In an interview with The Hollywood Reporter, Nolan said that he believes sound is as important to him as the imagery, and he visits “six or seven” theaters to hear how his films are being played to ensure the quality:

The theaters I have been at have been doing a terrific job in terms of presenting the film in the way I intended. Broadly speaking there is no question when you mix a film in an unconventional way as this, you’re bound to catch some people off guard, but hopefully people can appreciate the experience for what it’s intended to be.

Although some people have believed that there are issues with the sound mix or with the theaters' individual sound systems, Nolan confirms that the sound mix for ‘Interstellar’ was intentional, and describes it passionately:

I’ve always loved films that approach sound in an impressionistic way and that is an unusual approach for a mainstream blockbuster, but I feel it's the right approach for this experiential film (...) Many of the filmmakers I’ve admired over the years have used sound in bold and adventurous ways. I don’t agree with the idea that you can only achieve clarity through dialogue. Clarity of story, clarity of emotions—I  try to achieve that in a very layered way using all the different things at my disposal—picture and sound.

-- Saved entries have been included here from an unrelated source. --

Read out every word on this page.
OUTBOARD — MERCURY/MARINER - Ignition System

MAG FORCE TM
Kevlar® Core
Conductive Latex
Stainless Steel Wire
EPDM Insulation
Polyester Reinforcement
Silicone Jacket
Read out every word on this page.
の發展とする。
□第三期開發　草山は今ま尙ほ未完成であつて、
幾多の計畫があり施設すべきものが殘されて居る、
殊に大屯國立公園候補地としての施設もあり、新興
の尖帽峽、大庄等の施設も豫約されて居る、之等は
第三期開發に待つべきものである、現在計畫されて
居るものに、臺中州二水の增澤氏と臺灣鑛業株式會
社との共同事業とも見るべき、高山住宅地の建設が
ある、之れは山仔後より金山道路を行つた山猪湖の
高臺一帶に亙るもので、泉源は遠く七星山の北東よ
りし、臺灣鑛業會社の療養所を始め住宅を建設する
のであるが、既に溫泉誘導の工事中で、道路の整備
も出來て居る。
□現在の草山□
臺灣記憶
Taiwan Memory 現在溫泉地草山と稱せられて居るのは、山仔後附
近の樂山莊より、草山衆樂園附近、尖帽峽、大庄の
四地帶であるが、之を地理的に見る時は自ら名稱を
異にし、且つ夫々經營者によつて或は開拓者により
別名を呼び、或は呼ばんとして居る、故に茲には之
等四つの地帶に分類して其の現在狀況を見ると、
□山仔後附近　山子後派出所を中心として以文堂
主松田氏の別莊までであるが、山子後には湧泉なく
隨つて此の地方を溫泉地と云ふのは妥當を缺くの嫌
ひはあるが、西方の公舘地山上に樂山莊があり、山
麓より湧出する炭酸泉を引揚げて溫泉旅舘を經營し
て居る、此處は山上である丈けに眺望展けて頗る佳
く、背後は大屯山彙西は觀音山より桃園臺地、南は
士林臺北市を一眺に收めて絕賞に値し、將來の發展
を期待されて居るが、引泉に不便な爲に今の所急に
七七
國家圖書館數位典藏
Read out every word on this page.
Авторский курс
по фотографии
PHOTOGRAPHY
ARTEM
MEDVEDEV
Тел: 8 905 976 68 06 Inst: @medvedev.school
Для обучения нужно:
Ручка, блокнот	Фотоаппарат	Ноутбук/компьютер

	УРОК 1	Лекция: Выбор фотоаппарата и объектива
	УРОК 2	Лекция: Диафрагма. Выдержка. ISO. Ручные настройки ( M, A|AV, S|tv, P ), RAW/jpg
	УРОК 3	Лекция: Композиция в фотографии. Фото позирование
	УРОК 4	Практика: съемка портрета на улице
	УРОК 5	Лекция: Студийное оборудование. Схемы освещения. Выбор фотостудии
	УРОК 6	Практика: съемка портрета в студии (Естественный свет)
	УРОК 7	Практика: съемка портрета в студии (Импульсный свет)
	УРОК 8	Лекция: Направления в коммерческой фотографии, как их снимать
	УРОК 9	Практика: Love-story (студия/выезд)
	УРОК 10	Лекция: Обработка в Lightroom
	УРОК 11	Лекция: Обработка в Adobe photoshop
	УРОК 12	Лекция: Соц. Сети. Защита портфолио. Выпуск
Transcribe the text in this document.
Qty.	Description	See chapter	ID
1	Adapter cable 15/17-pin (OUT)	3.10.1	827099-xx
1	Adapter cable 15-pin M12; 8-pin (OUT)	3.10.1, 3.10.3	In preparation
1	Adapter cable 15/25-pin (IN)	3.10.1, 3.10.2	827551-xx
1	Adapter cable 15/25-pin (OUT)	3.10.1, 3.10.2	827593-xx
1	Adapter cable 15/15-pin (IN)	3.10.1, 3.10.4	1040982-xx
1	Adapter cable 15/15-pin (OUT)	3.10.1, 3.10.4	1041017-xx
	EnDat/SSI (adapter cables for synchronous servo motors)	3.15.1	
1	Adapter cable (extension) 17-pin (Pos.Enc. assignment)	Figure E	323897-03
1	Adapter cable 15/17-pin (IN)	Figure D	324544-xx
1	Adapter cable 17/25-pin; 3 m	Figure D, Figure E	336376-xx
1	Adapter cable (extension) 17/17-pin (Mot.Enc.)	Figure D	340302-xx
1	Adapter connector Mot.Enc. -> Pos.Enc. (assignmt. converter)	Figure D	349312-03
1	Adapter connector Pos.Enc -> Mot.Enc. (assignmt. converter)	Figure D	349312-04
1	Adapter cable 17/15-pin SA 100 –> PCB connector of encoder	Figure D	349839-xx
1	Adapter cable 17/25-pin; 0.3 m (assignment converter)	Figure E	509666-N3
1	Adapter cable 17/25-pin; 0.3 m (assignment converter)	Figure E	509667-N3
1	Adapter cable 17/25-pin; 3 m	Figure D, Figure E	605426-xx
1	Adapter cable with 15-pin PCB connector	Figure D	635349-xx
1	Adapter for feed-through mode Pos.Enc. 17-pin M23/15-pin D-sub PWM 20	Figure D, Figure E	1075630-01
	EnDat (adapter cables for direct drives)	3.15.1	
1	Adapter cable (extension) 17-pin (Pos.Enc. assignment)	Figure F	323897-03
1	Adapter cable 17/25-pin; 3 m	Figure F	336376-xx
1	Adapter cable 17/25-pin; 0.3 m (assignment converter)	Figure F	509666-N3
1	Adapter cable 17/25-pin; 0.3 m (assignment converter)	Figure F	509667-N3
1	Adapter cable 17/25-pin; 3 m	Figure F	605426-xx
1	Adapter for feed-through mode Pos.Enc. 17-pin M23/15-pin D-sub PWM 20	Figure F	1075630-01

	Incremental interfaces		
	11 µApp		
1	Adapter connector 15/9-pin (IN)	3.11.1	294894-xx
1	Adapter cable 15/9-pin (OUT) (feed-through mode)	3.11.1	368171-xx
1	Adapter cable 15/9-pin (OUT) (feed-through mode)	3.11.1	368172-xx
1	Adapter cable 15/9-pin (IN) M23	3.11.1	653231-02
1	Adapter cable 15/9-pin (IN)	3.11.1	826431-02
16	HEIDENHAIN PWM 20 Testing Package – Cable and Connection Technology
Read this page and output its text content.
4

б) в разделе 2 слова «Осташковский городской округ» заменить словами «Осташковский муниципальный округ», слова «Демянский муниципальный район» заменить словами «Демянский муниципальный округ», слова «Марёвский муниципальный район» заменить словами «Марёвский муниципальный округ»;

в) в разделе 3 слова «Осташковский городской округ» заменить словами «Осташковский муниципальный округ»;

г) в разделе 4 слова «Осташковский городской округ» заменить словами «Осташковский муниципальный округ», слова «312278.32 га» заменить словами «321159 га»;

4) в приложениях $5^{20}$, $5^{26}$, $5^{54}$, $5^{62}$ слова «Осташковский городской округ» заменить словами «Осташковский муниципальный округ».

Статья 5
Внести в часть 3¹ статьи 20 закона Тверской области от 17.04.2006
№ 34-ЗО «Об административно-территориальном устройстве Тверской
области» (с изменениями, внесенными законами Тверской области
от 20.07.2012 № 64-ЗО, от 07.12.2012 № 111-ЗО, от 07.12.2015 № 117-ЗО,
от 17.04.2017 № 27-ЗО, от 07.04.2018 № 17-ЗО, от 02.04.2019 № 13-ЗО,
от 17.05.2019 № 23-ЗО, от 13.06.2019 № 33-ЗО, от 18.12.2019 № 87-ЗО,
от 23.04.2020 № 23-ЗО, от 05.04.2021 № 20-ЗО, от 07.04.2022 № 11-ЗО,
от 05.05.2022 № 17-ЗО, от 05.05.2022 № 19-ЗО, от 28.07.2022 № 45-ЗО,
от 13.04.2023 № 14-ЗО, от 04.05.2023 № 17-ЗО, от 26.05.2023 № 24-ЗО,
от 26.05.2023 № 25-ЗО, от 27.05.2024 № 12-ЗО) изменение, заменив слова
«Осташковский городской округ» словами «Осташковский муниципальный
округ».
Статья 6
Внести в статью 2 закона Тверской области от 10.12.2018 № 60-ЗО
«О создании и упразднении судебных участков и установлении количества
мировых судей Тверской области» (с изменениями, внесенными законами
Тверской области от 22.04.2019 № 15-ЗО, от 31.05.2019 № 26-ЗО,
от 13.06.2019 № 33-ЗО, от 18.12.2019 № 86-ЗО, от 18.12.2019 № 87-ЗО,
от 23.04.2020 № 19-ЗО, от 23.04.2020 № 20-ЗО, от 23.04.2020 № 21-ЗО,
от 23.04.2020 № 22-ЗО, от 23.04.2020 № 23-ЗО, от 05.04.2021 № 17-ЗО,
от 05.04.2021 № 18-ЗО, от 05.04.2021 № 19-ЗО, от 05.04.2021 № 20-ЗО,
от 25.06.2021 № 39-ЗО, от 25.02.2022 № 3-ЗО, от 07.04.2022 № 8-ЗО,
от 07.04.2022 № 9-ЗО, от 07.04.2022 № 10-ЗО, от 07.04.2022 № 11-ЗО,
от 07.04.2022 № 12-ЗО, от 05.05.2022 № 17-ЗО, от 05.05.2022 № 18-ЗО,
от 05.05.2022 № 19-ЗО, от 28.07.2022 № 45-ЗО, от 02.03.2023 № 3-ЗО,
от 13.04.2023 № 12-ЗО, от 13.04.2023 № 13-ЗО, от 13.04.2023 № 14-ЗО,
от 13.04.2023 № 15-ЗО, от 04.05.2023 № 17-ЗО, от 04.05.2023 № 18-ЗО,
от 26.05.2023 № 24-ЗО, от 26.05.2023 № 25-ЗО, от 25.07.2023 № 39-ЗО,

He also admits that it's not as if other filmmakers haven't experimented with the techniques he and composer Hans Zimmer have employed before:

There are particular moments in this film where I decided to use dialogue as a sound effect, so sometimes it’s mixed slightly underneath the other sound effects or in the other sound effects to emphasize how loud the surrounding noise is. It’s not that nobody has ever done these things before, but it's a little unconventional for a Hollywood movie.

There's much more to the interview as Nolan describes his vision and intentions, but the bottom line from the director is this: the sound mix for ‘Interstellar’ was fully intentional, and it's experimental and artful. And if you can't hear the dialogue properly, it's just a filmmaking technique that you aren't really used to in popular films. He's an artist, okay?